無情も嵐も踏み越えて (2)

 エミルはまさに針のむしろに座る心地で、ギシギシという軋みを発する粗末な木製の椅子に腰を下ろしていた。
「いったいどうしてくれんだよ、ええ?」
 借りてきた猫のように身を小さくしてうつむいている少年の前には、古ぼけたテーブルを挟み、同じく粗末な椅子に必要以上に仰々しくふんぞり返ったカーレルがいる。ここは彼がほぼ無期限で自宅がわりに借用している、安宿の一室だった。
「おまえのせいで俺は貴重な最後の食料を失うわ、騒乱罪及び公共器物損壊罪の嫌疑をかけられてブタ箱にぶち込まれるわ、街中の人間から『極貧に堪えかねてとうとう気が違ったらしい』なんてあらぬ陰口を叩かれるわ。散々だぜ、散々。いったいこの落とし前をどうつけてくれるってんだよ、えぇ?」
 反り返って高々と脚を組み、頭の後ろでかったるそうに手を絡み合わせて完全に据わり切った目つきでエミルを見下ろすその様は、真実はどうあれどう見ても「いたいけで善良な少年を恫喝するチンピラ」そのものであった。

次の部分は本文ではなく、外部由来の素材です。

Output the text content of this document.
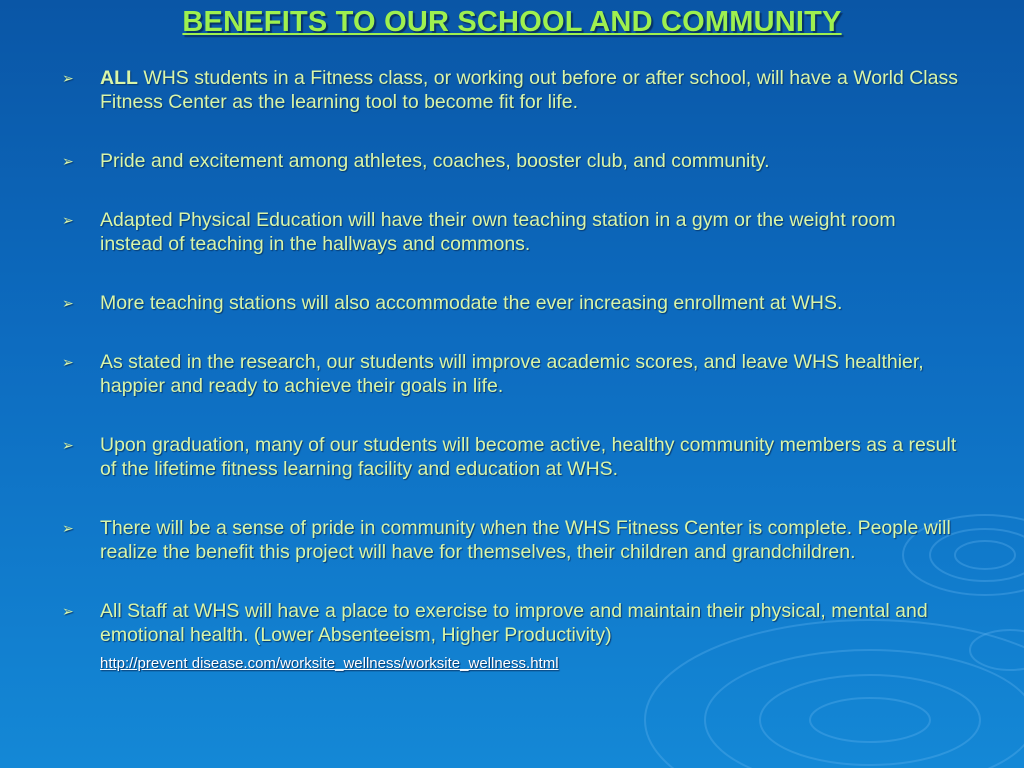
BENEFITS TO OUR SCHOOL AND COMMUNITY
➢ ALL WHS students in a Fitness class, or working out before or after school, will have a World Class Fitness Center as the learning tool to become fit for life.
➢ Pride and excitement among athletes, coaches, booster club, and community.
➢ Adapted Physical Education will have their own teaching station in a gym or the weight room instead of teaching in the hallways and commons.
➢ More teaching stations will also accommodate the ever increasing enrollment at WHS.
➢ As stated in the research, our students will improve academic scores, and leave WHS healthier, happier and ready to achieve their goals in life.
➢ Upon graduation, many of our students will become active, healthy community members as a result of the lifetime fitness learning facility and education at WHS.
➢ There will be a sense of pride in community when the WHS Fitness Center is complete. People will realize the benefit this project will have for themselves, their children and grandchildren.
➢ All Staff at WHS will have a place to exercise to improve and maintain their physical, mental and emotional health. (Lower Absenteeism, Higher Productivity)
http://prevent disease.com/worksite_wellness/worksite_wellness.html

 カーレルがこの魔道士見習いの少年にいきなり街角で襲われてから、すでに一昼夜が経過していた。その間何をしていたのかというと、語った通り、ずっと街の保安組織の留置場に放り込まれていたのである。
 あの後カーレルは、駆けつけた保安官達に姿を見られるなり、
「また貴様か! いいや何も言うな、おまえがやったんだ、おまえだろう、そうに違いない!」
 と、現場から強引にしょっぴかれてしまった。
 まったくもって横暴極まりない話ではあるが、常日頃から「やたらにガラが悪い上に得体の知れないモグリの魔道士」と、胡散くさい目で見られていたのが災いした。
 何より、傍に傷だらけで倒れているいかにも優しげな金髪の美少年こそが「真犯人」だとは、まさか誰も思いもしなかったのである。
 カーレルは留置場でシラを切り通していたが、そこに意識を取り戻して事態を把握したエミル少年が青い顔をして訪れ、事情の一切を説明して釈放を要求した。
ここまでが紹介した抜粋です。